3. They Gaslight You
Gaslighting is one of the most damaging forms of psychological abuse someone can engage in. This is a form of manipulation meant to make someone doubt everything about themselves. The abuser will confuse the victim until the lines between reality and fiction become blurry.
If your partner gaslights you, they might straight up tell you they never yelled at you, even though they might have been screaming only minutes before. They will lie about things that happened, like, for example, telling you didn’t apologize for a mistake you made. They’ll keep saying that even if you show them proof of the apology. They will change the subject when confronted with their lies.

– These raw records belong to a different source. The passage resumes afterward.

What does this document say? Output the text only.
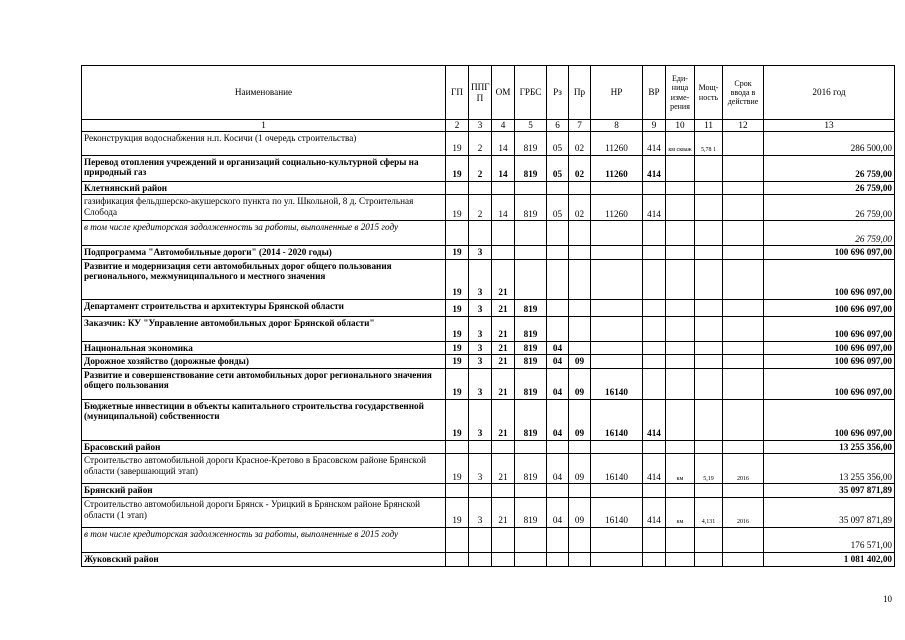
Наименование	ГП	ППГ П	ОМ	ГРБС	Рз	Пр	НР	ВР	Еди- ница изме- рения	Мощ- ность	Срок ввода в действие	2016 год
1	2	3	4	5	6	7	8	9	10	11	12	13
Реконструкция водоснабжения н.п. Косичи (1 очередь строительства)	19	2	14	819	05	02	11260	414	км скваж	5,78 1		286 500,00
Перевод отопления учреждений и организаций социально-культурной сферы на природный газ	19	2	14	819	05	02	11260	414				26 759,00
Клетнянский район												26 759,00
газификация фельдшерско-акушерского пункта по ул. Школьной, 8 д. Строительная Слобода	19	2	14	819	05	02	11260	414				26 759,00
в том числе кредиторская задолженность за работы, выполненные в 2015 году												26 759,00
Подпрограмма "Автомобильные дороги" (2014 - 2020 годы)	19	3										100 696 097,00
Развитие и модернизация сети автомобильных дорог общего пользования регионального, межмуниципального и местного значения	19	3	21									100 696 097,00
Департамент строительства и архитектуры Брянской области	19	3	21	819								100 696 097,00
Заказчик: КУ "Управление автомобильных дорог Брянской области"	19	3	21	819								100 696 097,00
Национальная экономика	19	3	21	819	04							100 696 097,00
Дорожное хозяйство (дорожные фонды)	19	3	21	819	04	09						100 696 097,00
Развитие и совершенствование сети автомобильных дорог регионального значения общего пользования	19	3	21	819	04	09	16140					100 696 097,00
Бюджетные инвестиции в объекты капитального строительства государственной (муниципальной) собственности	19	3	21	819	04	09	16140	414				100 696 097,00
Брасовский район												13 255 356,00
Строительство автомобильной дороги Красное-Кретово в Брасовском районе Брянской области (завершающий этап)	19	3	21	819	04	09	16140	414	км	5,19	2016	13 255 356,00
Брянский район												35 097 871,89
Строительство автомобильной дороги Брянск - Урицкий в Брянском районе Брянской области (1 этап)	19	3	21	819	04	09	16140	414	км	4,131	2016	35 097 871,89
в том числе кредиторская задолженность за работы, выполненные в 2015 году												176 571,00
Жуковский район												1 081 402,00
10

They will always tell you that you are overreacting when you call them out. And it’s quite common for them to call you names and tell you you’re insane. The more you question your actions, the more likely you are to be controlled.
4. They Intimidate You
Aggressive people often try to intimidate others to get them to do what they want. They are likely to act superior and try to undermine your feelings and reputation. This is a behavior that is just as common in the workplace and other platonic relationships as it is in romantic relationships.
Intimidation is usually done using words, but it’s not so uncommon for things to get somewhat physical. This works best when there is a pre-existing power imbalance in the relationship. If you are just starting out at a new job, your superiors might try to use their position to make you do certain things. They’ll tell you to go get some coffee if you want to show some respect to your superiors.
They might even use threats veiled as jokes. For example, they will “joke” that if they don’t have a report on their desk in a day, they’ll get you fired. These tactics will make you engage in behaviors you don’t want to engage in just out of fear.
5. They Ignore Your Boundaries
A controlling person will not care about respecting your boundaries, because they know that’s not going to help them get what they want. Or, in any case, they won’t accept healthy boundaries. They will always try to pressure you into sacrificing and giving more.
They will often do things even if you specifically told them not to. For example, they’ll force you to go to a party with them even though you might be feeling sick. They won’t let you go home for the holidays, even if you haven’t seen your family in a really long time. They might even use force to get you to do what they want. And they won’t shy away from insulting you and calling you names.
6. They Are Moody
Being moody might not seem like a way to control someone else. But it can actually be a powerful, controlling tactic. And it’s something that aggressive people naturally do. A moody person might seem like the sweetest person ever one minute, and the next, they might start acting like a bully. One day they will bring you flowers and take you out, and the next, they’ll act as if they hate you with all their being. Sometimes this behavior is intentional. Other times, abusers do it intentionally. ‘
These mood swings will confuse you and make you feel like you’re always walking on eggshells around your partner. You won’t know whether to stay with them or not. You won’t know how to act and what to say. This behavior is not normal or acceptable, as most people would assume.